Entré en una charcutería que se llama Lucca Delicatessen y me compré una porción de quiche
de espinacas. Con la cajita, me asomé en un bar de bebedores que había
localizado previamente, uno de esos estrechos, oscuros y un poco sórdidos que
hay en América, donde no suele haber mujeres. Le pregunté al tipo de la barra
si me daba una cerveza y me permitía comerme allí la comida que traía. Aceptó y
yo mismo me llevé la cerveza a una mesa al lado de la puerta, el único lugar un
poco iluminado. Allí comí tranquilamente y por un precio muy barato.
Después tiré adelante por la
calle Chestnut de regreso. Quería bajar por el famoso tramo de la calle Lombard
en que los coches dan curvas y curvas entre flores y plantas para salvar el
desnivel. Como no conseguí una perspectiva adecuada para una buena foto, les
pongo una que me he bajado de Internet.
Iba en busca de una calle que
saliera hacia el sur, pero todas las que encontraba tenían unas cuestas
enormes. Al final acabé bajando por Powell, que está bastante cerca de Grant,
por la que había subido. Hice un alto en un bar donde anunciaban WiFi gratis.

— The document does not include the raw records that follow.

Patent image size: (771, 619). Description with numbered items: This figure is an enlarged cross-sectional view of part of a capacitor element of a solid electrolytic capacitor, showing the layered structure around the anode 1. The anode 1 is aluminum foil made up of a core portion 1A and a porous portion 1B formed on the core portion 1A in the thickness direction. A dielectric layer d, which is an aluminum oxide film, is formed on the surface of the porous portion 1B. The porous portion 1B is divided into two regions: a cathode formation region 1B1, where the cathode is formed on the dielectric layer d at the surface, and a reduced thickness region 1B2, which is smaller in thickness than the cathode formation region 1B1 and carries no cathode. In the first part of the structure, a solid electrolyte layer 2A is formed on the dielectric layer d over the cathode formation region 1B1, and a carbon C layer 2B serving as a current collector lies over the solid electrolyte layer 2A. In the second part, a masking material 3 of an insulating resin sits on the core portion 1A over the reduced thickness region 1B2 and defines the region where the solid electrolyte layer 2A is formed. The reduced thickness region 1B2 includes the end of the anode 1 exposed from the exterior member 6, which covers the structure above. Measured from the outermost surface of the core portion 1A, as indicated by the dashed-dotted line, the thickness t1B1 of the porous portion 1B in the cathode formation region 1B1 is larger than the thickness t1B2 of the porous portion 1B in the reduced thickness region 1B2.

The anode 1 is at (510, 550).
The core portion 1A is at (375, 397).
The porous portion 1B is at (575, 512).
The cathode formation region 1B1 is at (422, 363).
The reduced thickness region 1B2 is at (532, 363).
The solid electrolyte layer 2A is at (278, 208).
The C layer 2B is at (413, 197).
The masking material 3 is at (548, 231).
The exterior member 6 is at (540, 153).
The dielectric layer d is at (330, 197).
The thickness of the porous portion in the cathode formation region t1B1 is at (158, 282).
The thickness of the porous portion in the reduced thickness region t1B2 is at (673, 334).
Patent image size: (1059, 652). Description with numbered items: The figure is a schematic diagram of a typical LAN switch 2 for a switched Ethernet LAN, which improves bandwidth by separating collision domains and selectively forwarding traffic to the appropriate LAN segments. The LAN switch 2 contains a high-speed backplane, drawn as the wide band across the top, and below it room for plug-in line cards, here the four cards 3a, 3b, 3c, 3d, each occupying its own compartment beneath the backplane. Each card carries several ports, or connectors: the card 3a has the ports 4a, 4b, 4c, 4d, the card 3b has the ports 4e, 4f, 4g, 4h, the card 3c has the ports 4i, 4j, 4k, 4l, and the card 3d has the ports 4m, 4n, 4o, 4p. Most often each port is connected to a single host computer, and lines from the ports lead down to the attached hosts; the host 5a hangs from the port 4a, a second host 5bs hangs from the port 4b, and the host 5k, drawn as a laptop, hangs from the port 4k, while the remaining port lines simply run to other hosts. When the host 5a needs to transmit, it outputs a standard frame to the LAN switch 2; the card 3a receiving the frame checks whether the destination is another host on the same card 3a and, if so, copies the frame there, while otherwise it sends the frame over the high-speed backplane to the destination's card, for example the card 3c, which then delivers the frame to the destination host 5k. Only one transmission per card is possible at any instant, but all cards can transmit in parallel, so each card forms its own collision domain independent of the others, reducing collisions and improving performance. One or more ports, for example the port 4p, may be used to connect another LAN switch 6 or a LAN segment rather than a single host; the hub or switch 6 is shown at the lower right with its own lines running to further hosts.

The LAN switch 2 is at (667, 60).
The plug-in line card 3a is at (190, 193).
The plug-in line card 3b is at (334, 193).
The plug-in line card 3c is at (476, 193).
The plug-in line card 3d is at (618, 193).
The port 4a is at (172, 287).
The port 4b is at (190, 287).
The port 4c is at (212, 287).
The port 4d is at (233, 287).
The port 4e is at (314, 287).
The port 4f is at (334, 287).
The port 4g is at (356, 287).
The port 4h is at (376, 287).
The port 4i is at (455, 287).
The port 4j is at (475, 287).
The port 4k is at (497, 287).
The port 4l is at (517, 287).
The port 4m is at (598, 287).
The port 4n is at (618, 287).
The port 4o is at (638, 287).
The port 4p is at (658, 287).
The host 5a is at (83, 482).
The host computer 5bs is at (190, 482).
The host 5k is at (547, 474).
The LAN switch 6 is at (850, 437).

Lo regentaba un tipo violento que estaba discutiendo a voces con un
parroquiano. Se acercó y empezó por decirme que eso del WiFi gratis era un
señuelo, que la red que tenían funcionaba como el culo. Yo necesitaba
descansar un poco, así que me pedí un té y me senté. En cuanto me puso el té se
volvió al otro extremo de la barra, a seguir con la discusión. Había más gente,
que bebía cervezas y de vez en cuando reía incómoda con la bronca. Yo no me
enteraba de mucho, excepto que el tipo abusaba del fuck y el fucking todo el
rato y que había algo que ya se lo había dicho ochenta veces (I told you eighty
times). A cambio de la tensión, la música era excelente. Cuando fui a pagar, el
tipo me dijo que estaba invitado, que el del fondo era un roña pero que a
fuerza de gritarle había conseguido que pagara una ronda para todos. Me
llevé una tarjetita del bar: se trata del La Rocca’s Corner, en Columbus
Avenue, cuyo lema es beban con dignidad.
Tal cual queda consignado.
Logré llegar al hotel para
echarme una siesta y hacer mis habituales gestiones. E-dreams me comunicaba que
mi tarjeta de crédito no había sido aceptada y que, por tanto, no tenía vuelo a
San Diego. Ya les explico otro día este tedioso asunto. Al anochecer tenía otra
vez bastante hambre. Así que busqué restaurantes en el entorno. Elegí el Sam’s
Grill and Seafood, decidido a tomarme un pescadito. Era un lugar con solera y
bastante agradable, aunque de clientela veterana. En la hoja del menú averigüé que se
trata del quinto restaurante más antiguo de USA y que primero fue un bar de
ostras, en los tiempos en que Jack London se dedicaba a piratear las bateas de
los cultivos. Los camareros debían de ser también de los más antiguos de
América, arrastraban penosamente los juanetes, pero eran eficaces y muy amables. Me comí
un grueso filete de atún, cocinado con la técnica del sellado, es decir,
achicharrado por fuera y medio crudo por dentro. Iba acompañado de grelos y
cuscús, con una salsa agridulce de tomates y jalapeños. Para chuparse los
dedos. Y con la consabida cerveza IPA de barril. Ya se imaginan cómo dormí.